The workshop, which was held from 7 – 8 September at the Heritage Park Hotel in Honiara, was organised by the Solomon Islands National Meteorological Services with assistance from the Red Cross Red Crescent Climate Centre, Australian Government-funded Climate and Oceans Support Program in the Pacific (COSPPac) and the Secretariat of the Pacific Regional Environment Programme (SPREP). The workshop was funded by the French Red Cross, World Vision, Australian Pacific Climate Partnership and COSPPac.
Mr David Hiba, Director of the Solomon Islands National Meteorological Services in his opening remarks stated that the main purpose of the EAR Watch is to provide sectors with information on rainfall variation over the past 12 months and rainfall predictions for the next three months to help them better plan, prepare, and respond to prolonged periods of dry (drought) and wet conditions that could trigger secondary impacts such as the outbreak of water-borne diseases.
“This workshop is the first of its kind for the Met Service to engage partners from NGO’s working with people with disabilities and Women’s groups, and it’s great to hear from them on how we can tailor the EAR watch information to suit their needs and the people within their networks”
The main goal of the workshop was to help participants understand and interpret the EAR watch bulletin as well as identifying appropriate traditional and local drought preparedness and coping strategies to provide additional guidance in the EAR Watch bulletin.
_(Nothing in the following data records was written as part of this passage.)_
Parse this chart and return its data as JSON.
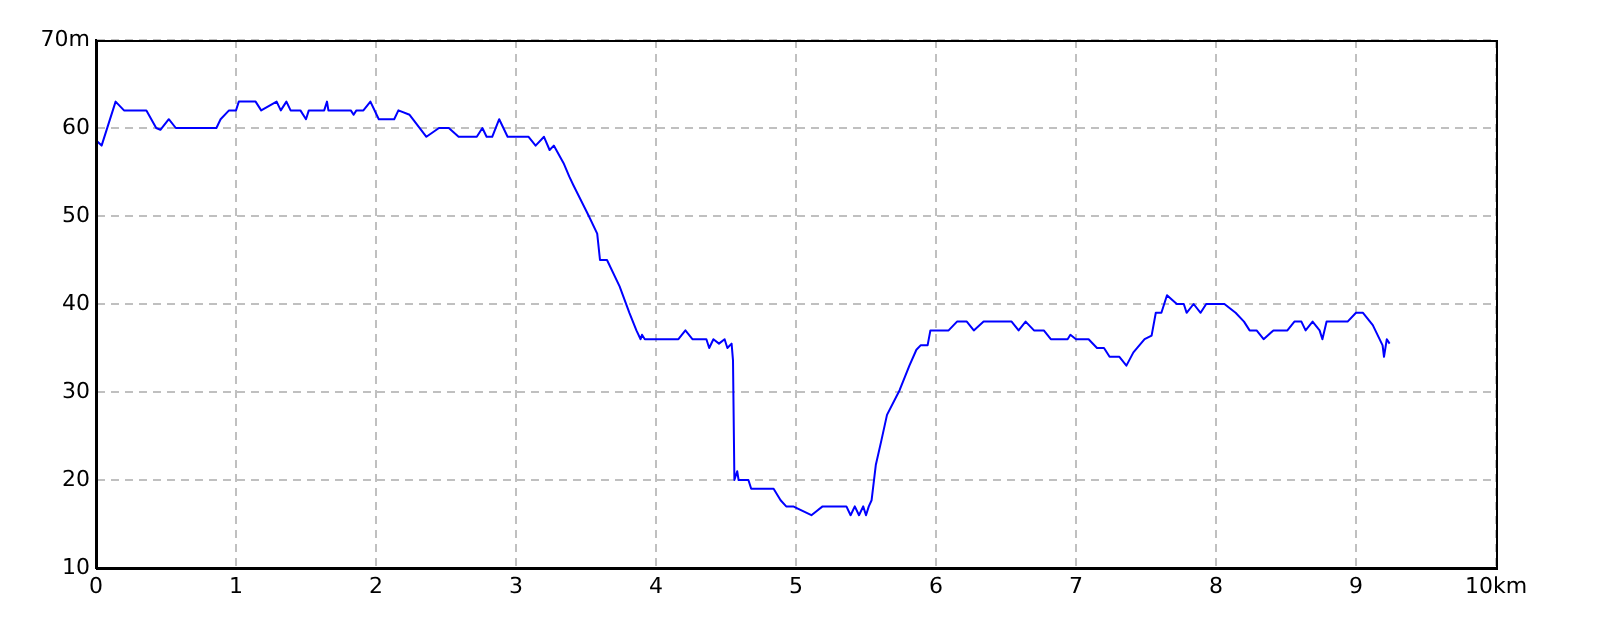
{
  "chart_data": {
    "type": "line",
    "grid": true,
    "marker": "none",
    "line_style": "solid",
    "xlim": [
      0,
      10
    ],
    "xticks": [
      0,
      1,
      2,
      3,
      4,
      5,
      6,
      7,
      8,
      9,
      {
        "value": 10,
        "label": "10km"
      }
    ],
    "ylim": [
      10,
      70
    ],
    "yticks": [
      10,
      20,
      30,
      40,
      50,
      {
        "value": 60,
        "label": "60"
      },
      {
        "value": 70,
        "label": "70m"
      }
    ],
    "series": [
      {
        "color": "#0000ff",
        "x": [
          0,
          0.04,
          0.14,
          0.2,
          0.36,
          0.43,
          0.46,
          0.52,
          0.57,
          0.86,
          0.89,
          0.95,
          1.0,
          1.02,
          1.14,
          1.18,
          1.29,
          1.32,
          1.36,
          1.39,
          1.46,
          1.5,
          1.52,
          1.63,
          1.65,
          1.66,
          1.82,
          1.84,
          1.86,
          1.91,
          1.96,
          2.02,
          2.13,
          2.16,
          2.24,
          2.36,
          2.45,
          2.52,
          2.59,
          2.72,
          2.76,
          2.79,
          2.83,
          2.88,
          2.94,
          3.09,
          3.14,
          3.2,
          3.24,
          3.27,
          3.34,
          3.38,
          3.41,
          3.52,
          3.58,
          3.6,
          3.65,
          3.74,
          3.81,
          3.86,
          3.89,
          3.9,
          3.92,
          4.16,
          4.21,
          4.26,
          4.36,
          4.38,
          4.41,
          4.45,
          4.49,
          4.51,
          4.54,
          4.55,
          4.56,
          4.58,
          4.59,
          4.66,
          4.68,
          4.84,
          4.89,
          4.93,
          4.98,
          5.11,
          5.19,
          5.36,
          5.39,
          5.42,
          5.45,
          5.48,
          5.5,
          5.52,
          5.54,
          5.57,
          5.61,
          5.65,
          5.74,
          5.81,
          5.86,
          5.89,
          5.94,
          5.96,
          6.09,
          6.15,
          6.22,
          6.27,
          6.34,
          6.54,
          6.59,
          6.64,
          6.7,
          6.77,
          6.82,
          6.94,
          6.96,
          7.0,
          7.09,
          7.15,
          7.2,
          7.24,
          7.31,
          7.36,
          7.41,
          7.49,
          7.54,
          7.57,
          7.61,
          7.65,
          7.72,
          7.77,
          7.79,
          7.84,
          7.89,
          7.93,
          8.02,
          8.06,
          8.14,
          8.2,
          8.24,
          8.29,
          8.34,
          8.41,
          8.51,
          8.56,
          8.61,
          8.64,
          8.69,
          8.74,
          8.76,
          8.79,
          8.94,
          9.0,
          9.05,
          9.12,
          9.19,
          9.2,
          9.22,
          9.24
        ],
        "values": [
          58.6,
          58,
          63,
          62,
          62,
          60,
          59.8,
          61,
          60,
          60,
          61,
          62,
          62,
          63,
          63,
          62,
          63,
          62,
          63,
          62,
          62,
          61,
          62,
          62,
          63,
          62,
          62,
          61.5,
          62,
          62,
          63,
          61,
          61,
          62,
          61.5,
          59,
          60,
          60,
          59,
          59,
          60,
          59,
          59,
          61,
          59,
          59,
          58,
          59,
          57.5,
          58,
          56,
          54.5,
          53.5,
          50,
          48,
          45,
          45,
          42,
          39,
          37,
          36,
          36.5,
          36,
          36,
          37,
          36,
          36,
          35,
          36,
          35.5,
          36,
          35,
          35.5,
          33.6,
          20,
          21,
          20,
          20,
          19,
          19,
          17.7,
          17,
          17,
          16,
          17,
          17,
          16,
          17,
          16,
          17,
          16,
          17,
          17.7,
          21.7,
          24.5,
          27.4,
          30.2,
          33,
          34.8,
          35.3,
          35.3,
          37,
          37,
          38,
          38,
          37,
          38,
          38,
          37,
          38,
          37,
          37,
          36,
          36,
          36.5,
          36,
          36,
          35,
          35,
          34,
          34,
          33,
          34.5,
          36,
          36.4,
          39,
          39,
          41,
          40,
          40,
          39,
          40,
          39,
          40,
          40,
          40,
          39,
          38,
          37,
          37,
          36,
          37,
          37,
          38,
          38,
          37,
          38,
          37,
          36,
          38,
          38,
          39,
          39,
          37.6,
          35.3,
          34,
          36,
          35.5
        ]
      }
    ]
  }
}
According to a representative from the Ministry of Agriculture, they “appreciated the EAR Watch workshop especially the discussions on the timescales and the impacts on root and vegetable crops”.
Mr Lloyd Tahani, Deputy Director of the Solomon Islands National Meteorological Services confirmed that the workshop was a success as it was able to identify differentiated information, access, and communication needs of different social groups within communities – such as women, youth, and people with disabilities, and identify priorities for developing, or modifying further simplified EAR Watch information products and services targeted to these group needs. To ensure the engagement process and communication was clear, the workshop included a sign-language interpreter.
The EAR Watch process has been replicated in Cook Islands, Fiji, Kiribati, PNG, Samoa, Tuvalu and Vanuatu.